Here are question-and-answer excerpts from the podcast:
If you’ve been vaccinated against the flu and COVID-19, what precautions should you take if traveling during the holidays?
Dr. David Mishkin:
“I think that we can tell our patients and our community that it is safe to travel. But there are precautions that we need to really adhere to before traveling. Er need to make sure that, you know, people are fully vaccinated before they travel — and that’s two weeks after your final dose. You can take advantage of widespread testing availability, which is now really becoming ubiquitous. So, whether that’s testing before, during or after traveled from either symptoms or exposure… And when in transit, you need to wear a face mask. That especially pertains to being on airplanes, trains, and buses, to really prevent exposure. And maintain social distancing when you can, in order to prevent exposure when you’re in indoor or public places.”
Are there any recommendations about being exposed to people of various ages when you’re traveling to visit family?
Dr. Jose Llach:
“You certainly need to take precautions if you’re going to go visit a family member, especially a family member who is immunocompromised — maybe he or she is being treated for cancer. Or the relative is older. You definitely want to do the precautions. You definitely want to protect yourself so you can protect them. But, at the same time, you definitely want to avoid those settings like concerts, hockey games — basically areas where a lot of people are going to be together for the most part. Nonetheless, if you are going to go to these locations, you definitely need to take precautions — wear your mask and want wash your hands. In fact, every time I go anywhere with my wife, we always wash our hands.”
For people who are going to travel, what are the recommendations regarding the timing of vaccinations?

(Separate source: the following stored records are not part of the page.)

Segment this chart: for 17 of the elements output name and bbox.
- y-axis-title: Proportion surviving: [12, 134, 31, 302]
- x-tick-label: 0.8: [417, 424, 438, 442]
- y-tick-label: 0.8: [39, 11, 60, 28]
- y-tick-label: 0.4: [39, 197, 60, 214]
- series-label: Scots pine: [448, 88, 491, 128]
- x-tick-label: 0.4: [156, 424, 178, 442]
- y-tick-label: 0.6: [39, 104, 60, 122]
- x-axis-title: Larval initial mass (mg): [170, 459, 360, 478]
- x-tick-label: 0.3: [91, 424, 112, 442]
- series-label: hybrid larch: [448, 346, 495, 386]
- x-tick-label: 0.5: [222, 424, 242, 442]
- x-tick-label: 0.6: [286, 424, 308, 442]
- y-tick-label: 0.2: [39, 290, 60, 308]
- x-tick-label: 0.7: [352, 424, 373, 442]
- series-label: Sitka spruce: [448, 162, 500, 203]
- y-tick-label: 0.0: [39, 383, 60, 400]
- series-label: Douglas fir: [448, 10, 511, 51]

Sara M. Panella, Pharm D.:
“Typically, you have to get the two doses and it takes about two weeks to get fully immunized after that second dose. So, if you do plan ahead, it’s always good to plan about a month and a half, around 45 days, prior to your travel date. You do have some immunity after your first dose. So, if you weren’t able to plan ahead at least plan for now get your dose. And, hopefully, some of it kicks in prior to the holiday season for at least that first series. If you’re in the zone for boosters, right now, what they’re recommending is that you get your booster at least six months after your last dose, or you’re the last of your series, your second dose — unless you got Johnson & Johnson. You can actually get the booster two months after that first dose of the Johnson & Johnson vaccine.”
What are we recommending for children regarding COVID-19 or the flu prior to traveling?
Sara M. Panella, Pharm D.:
“So, if your child is eligible for COVID vaccinations — children five years and older are approved for vaccination — then they should definitely get the vaccine. If there are not eligible, or are younger than five, it’s best thing for them to mask up to stay safe … clean the areas as much as possible, and have them keep their distance. Now, with flu vaccine, six months and up are eligible to get the flu vaccine. So, anyone who can get vaccinated during this time to try to prevent those diseases, that would be great — that’s how we can protect our children.”